Note: Using Spark with Scala.
+--------------------+--------------------+----------+
| id| family_id| child_id|
+--------------------+--------------------+----------+
|fe60c680-eb59-11e...|fe60c680-eb59-11e...| 4|
|8d9680a0-ec14-11e...|8d9680a0-ec14-11e...| 9|
|ff81457a-e9cf-11e...|ff81457a-e9cf-11e...| 5|
|4261cca0-f0e9-11e...|4261cca0-f0e9-11e...| 10|
|98c7dc00-f0e5-11e...|98c7dc00-f0e5-11e...| 8|
|dca16200-e462-11e...|dca16200-e462-11e...|8589934595|
|78be8950-ecca-11e...|ff81457a-e9cf-11e...| 1|
|4cc19690-e819-11e...|ff81457a-e9cf-11e...| 3|
|dca16200-e462-11e...|ff81457a-e9cf-11e...|8589934596|
|72dd0250-eff4-11e...|78be8950-ecca-11e...| 2|
|84ed0df0-e81a-11e...|78be8950-ecca-11e...| 6|
|78be8951-ecca-11e...|78be8950-ecca-11e...| 7|
|d1515310-e9ad-11e...|78be8951-ecca-11e...|8589934593|
|d1515310-e9ad-11e...|72dd0250-eff4-11e...|8589934594|
+--------------------+--------------------+----------+
'72dd0250-eff4-11e5-9ce9-5e5517507c66','dca16200-e462-11e5-90ec-c1cf090b354c','78be8951-ecca-11e5-a5f5-c1cf090b354c','4261cca0-f0e9-11e5-bbba-c1cf090b354c','98c7dc00-f0e5-11e5-bc76-c1cf090b354c','fe60c680-eb59-11e5-9582-c1cf090b354c','ff81457a-e9cf-11e5-9ce9-5e5517507c66','8d9680a0-ec14-11e5-a94f-c1cf090b354c','78be8950-ecca-11e5-a5f5-c1cf090b354c',
+--------------------+--------------------+-----------+
| id| family_id| child_id|
+--------------------+--------------------+-----------+
|fe60c680-eb59-11e...|fe60c680-eb59-11e...| 1|
|ff81457a-e9cf-11e...|ff81457a-e9cf-11e...| 2|
|98c7dc00-f0e5-11e...|98c7dc00-f0e5-11e...| 3|
|8d9680a0-ec14-11e...|8d9680a0-ec14-11e...| 4|
|4261cca0-f0e9-11e...|4261cca0-f0e9-11e...| 5|
|dca16200-e462-11e...|dca16200-e462-11e...| 6|
|78be8950-ecca-11e...|ff81457a-e9cf-11e...| 8589934593|
|dca16200-e462-11e...|ff81457a-e9cf-11e...| 8589934594|
|72dd0250-eff4-11e...|78be8950-ecca-11e...|17179869185|
|78be8951-ecca-11e...|78be8950-ecca-11e...|17179869186|
+--------------------+--------------------+-----------+
I know that it doesn't produce consecutive values, those values are dependents on partitions. Unexpected values means (see 2nd dataframe) those child_ids are meant to belong from the previous dataframe where family_id = id and to match multiple ids i am using IN. Unexpected values here means the child_id column have no values from the above dataframe instead it is creating new child_id column with monoliticallyIncresingIds().
See the last 2 values in 2nd dataframe doesn't belong to the above dataframe. So where does it coming from. I am not applying monoliticallyIncresingIds() again on dataframe. So, why it looks like that column (child_id) having the values like monoliticallyIncresingIds() is applied again.

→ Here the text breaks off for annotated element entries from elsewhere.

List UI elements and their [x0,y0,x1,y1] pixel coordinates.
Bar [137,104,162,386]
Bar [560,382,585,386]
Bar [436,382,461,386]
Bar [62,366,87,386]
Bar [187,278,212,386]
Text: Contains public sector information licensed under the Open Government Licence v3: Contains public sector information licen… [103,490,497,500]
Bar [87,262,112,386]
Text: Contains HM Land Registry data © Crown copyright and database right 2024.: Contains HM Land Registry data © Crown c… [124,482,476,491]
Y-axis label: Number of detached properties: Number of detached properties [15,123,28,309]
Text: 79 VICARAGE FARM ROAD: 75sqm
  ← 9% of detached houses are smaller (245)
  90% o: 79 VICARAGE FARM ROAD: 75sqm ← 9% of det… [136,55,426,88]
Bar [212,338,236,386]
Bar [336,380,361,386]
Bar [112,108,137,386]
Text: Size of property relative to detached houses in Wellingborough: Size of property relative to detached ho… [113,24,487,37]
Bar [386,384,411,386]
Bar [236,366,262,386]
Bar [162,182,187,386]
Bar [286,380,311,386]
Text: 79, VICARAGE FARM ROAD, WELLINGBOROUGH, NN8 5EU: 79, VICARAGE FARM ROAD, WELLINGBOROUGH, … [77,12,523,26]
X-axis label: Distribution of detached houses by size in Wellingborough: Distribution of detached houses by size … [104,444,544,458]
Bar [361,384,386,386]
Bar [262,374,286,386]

However, The problem is not with spark DataFrame . When we are using monoliticallyIncresingId() with DataFrame, it will create new id for each time on DataFrame.show().
if we need to generate id once and needs to refer same id at other place in code then we may need to DataFrame.cache().
In your case, you need to cache DataFrame after Step1 so it will not create duplicate child_id every time on show().